Netdev 0x17 venue

P4TC[1][2][3][4], is a P4 kernel-native implementation on top of the Linux Traffic Control (TC) that facilitates both a kernel-based software datapath and a hardware datapath offload.

By virtue of using TC, an operator could execute one or more P4 programs:

1) entirely in the kernel datapath (baremetal, containers, VMs)

2) offload them entirely to hardware or run in a hybrid mode where some programs run in software and others in hardware

3) for each P4 program put part of the pipeline or table in hardware and part in a software exception datapath.

Starting with a P4 program definition, one would use the P4C[5] tc backend compiler to generate the necessary artifacts that are used not only to manifest the P4 program in the kernel but also the necessary control details for iproute2::tc.

Context For The Talk

There was no iproute2 or kernel code compilation required in our original approach. The entire kernel datapath definition was “scripted” (in the same nature as the u32 classifier or pedit packet editor are) and iproute2::tc control used a generated “introspection” json file to translate human friendly names to netlink wire format.

When we first posted our patches on the mailing list we received comments that suggested, that for the s/w datapath, we should look at using eBPF instead of our original scripting approach.
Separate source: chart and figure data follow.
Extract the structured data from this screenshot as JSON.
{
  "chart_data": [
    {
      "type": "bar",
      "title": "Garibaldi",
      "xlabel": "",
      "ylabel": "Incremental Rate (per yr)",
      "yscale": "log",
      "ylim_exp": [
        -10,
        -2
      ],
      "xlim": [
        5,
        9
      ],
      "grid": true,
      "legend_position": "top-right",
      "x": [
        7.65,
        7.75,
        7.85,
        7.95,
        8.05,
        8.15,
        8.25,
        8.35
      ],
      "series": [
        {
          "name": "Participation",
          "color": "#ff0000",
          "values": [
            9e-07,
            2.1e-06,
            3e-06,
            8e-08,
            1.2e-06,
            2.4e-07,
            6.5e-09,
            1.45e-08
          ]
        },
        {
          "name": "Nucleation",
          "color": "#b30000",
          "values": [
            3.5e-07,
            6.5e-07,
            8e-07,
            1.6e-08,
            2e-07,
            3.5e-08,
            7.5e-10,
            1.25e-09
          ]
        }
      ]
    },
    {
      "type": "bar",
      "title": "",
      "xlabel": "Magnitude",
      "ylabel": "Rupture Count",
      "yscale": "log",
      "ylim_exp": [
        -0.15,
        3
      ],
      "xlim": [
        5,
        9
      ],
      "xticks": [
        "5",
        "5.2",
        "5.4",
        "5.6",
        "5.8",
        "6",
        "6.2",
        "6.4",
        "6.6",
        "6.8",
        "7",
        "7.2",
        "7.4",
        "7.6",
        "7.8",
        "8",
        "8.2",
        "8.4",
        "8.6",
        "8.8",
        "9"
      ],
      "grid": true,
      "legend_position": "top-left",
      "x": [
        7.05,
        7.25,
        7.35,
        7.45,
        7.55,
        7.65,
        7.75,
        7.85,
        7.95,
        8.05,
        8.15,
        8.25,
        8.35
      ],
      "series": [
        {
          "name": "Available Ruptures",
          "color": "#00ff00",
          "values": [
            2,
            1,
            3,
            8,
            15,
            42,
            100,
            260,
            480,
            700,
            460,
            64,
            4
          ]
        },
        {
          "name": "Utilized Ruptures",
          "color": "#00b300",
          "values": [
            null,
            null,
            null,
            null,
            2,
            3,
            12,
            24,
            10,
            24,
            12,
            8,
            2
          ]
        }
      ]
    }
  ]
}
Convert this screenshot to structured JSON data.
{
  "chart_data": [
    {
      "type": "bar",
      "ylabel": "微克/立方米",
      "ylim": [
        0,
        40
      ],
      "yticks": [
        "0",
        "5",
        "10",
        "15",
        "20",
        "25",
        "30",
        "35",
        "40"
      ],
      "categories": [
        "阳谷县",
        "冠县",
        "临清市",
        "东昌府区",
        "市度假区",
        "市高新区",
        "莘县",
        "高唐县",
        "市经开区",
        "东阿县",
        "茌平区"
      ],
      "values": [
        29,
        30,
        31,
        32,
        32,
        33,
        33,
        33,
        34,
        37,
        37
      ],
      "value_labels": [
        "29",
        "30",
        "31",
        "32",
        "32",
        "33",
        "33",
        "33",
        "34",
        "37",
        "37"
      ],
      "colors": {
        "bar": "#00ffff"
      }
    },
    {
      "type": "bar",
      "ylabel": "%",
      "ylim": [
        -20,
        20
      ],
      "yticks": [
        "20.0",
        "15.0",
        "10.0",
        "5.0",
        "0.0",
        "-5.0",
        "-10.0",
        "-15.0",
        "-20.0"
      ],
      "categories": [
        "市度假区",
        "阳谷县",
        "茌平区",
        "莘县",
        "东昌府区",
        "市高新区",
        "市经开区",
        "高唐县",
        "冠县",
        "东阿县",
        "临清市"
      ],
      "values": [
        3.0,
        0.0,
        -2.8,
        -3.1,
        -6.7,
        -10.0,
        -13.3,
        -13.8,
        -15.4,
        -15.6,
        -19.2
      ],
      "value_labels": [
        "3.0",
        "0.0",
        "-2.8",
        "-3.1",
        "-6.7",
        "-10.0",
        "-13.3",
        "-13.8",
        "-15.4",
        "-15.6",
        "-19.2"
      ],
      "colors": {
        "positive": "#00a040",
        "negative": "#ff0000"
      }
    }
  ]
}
It should be noted that we had looked at eBPF in the early stages of the project and abandoned it due to (at that time) challenges, most prominent being:

1) integrating all possible P4 programs required engaging in verifier-combat or loosing functionality just so we could use eBPF for the sake of using it.

2) the general operational complexity of a) using ebpf which is still evolving meaning: compiler and kernel changes still ongoing b)one has to become knowledgeable in two domains: ebpf and tc c) the need to compile and dealing with permutations of the compiler, libbpf and kernel instead of simply running a shell script and having to deal with.

The main argument made for eBPF on the list discussion was that it would provide better performance for the s/w datapath compared to the scripting approach we took.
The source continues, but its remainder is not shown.